When his next novel, Le ambizioni sbagliate (1935; The Wheel of Fortune, 1937; also as Mistaken Ambitions, 1965), angered Italy’s Fascist government, Moravia left for the United States, where he taught Italian for a time. A trip to Mexico provided the background for La mascherata (1941; The Fancy Dress Party, 1947), his only novel set outside Italy. Returning to his native country in 1937, he was soon traveling again, this time to China. Subsequently, he went to the Soviet Union, India, back to China, and to Africa; he wrote about each of these places in his various travelogues.

Moravia’s difficulties with the government of Benito Mussolini did not end with the 1930’s. Il Duce himself ordered the publication of The Fancy Dress Party, but he soon recognized the book’s anti-Fascist satire and ordered it withdrawn. Agostino, Moravia’s next novel, was also banned and not published until Italy was liberated in 1944. Following the collapse of the Fascist government on July 25, 1943, Moravia rejoiced in the Popolo di Roma, publishing two articles critical of the former regime.
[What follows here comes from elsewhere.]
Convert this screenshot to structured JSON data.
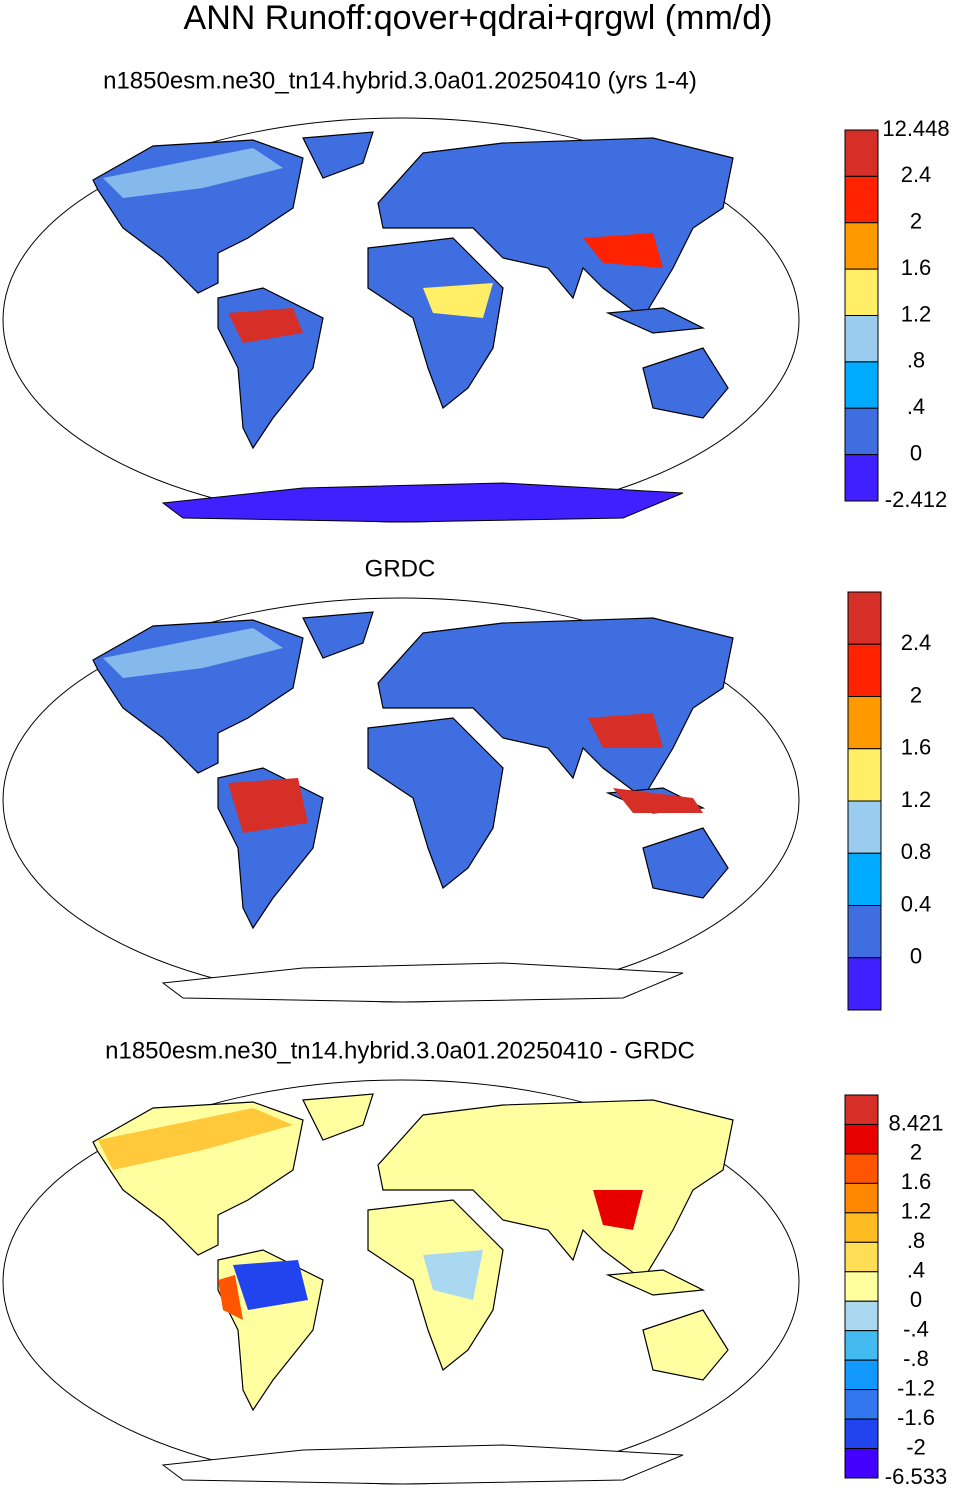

Consequently, when the Germans established another fascist government shortly afterward, Moravia had to flee for his life.

He took refuge in the mountains of Ciociaria, and the nine months he spent there had a deep effect on his writing. As he explained in The Guardian (May 31, 1962),I had an experience which usually intellectuals don’t have. I lived with peasants, ate their food, slept with them, stayed with them all day. So I conceived a great interest in the people, the people who work hard, [and] I tried to write about them.

Heretofore, his characters had been drawn from the middle class, but in the short stories of Roman Tales and More Roman Tales, and in the novels The Woman of Rome and Two Women, he drew upon his newfound familiarity with peasantry.

In 1944, Moravia initiated his lengthy career as a film critic; he held his position as a reviewer for L’Espresso, obtained in 1955, until the late 1980’s. The 1950’s were, however, not as stable as his employment: His marriage to Elsa Morante dissolving and his affair with Dacia Maraini beginning, Moravia took to travel and the critical reassessment of his concept of the novel. Two works from the 1960’s—La noia and L’attenzione (1965; The Lie, 1966)—are the results.

In the 1970’s, Moravia’s perennial theme of sexual relations, this time presented from the woman’s point of view, became tinged by his own commitment to the woman’s liberation movement in Italy, as the stories in Il paradiso, Un’altra vita, and Boh reveal. The elements of ambivalence, elusiveness, and perversities of human yearning—and passion—shared by these tales are equally strong in certain works, such as La cosa e altri racconti and L’uomo che guarda (1985; The Voyeur, 1987), produced during the 1980’s.

A longtime resident of Rome, Moravia received the honor of being elected to the European Parliament in 1984. Two years later, after the death of his estranged wife, Elsa Morante, he married Carmen Llera. Still deeply engaged in his culture and his writing, Moravia died in his apartment in Rome on September 26, 1990.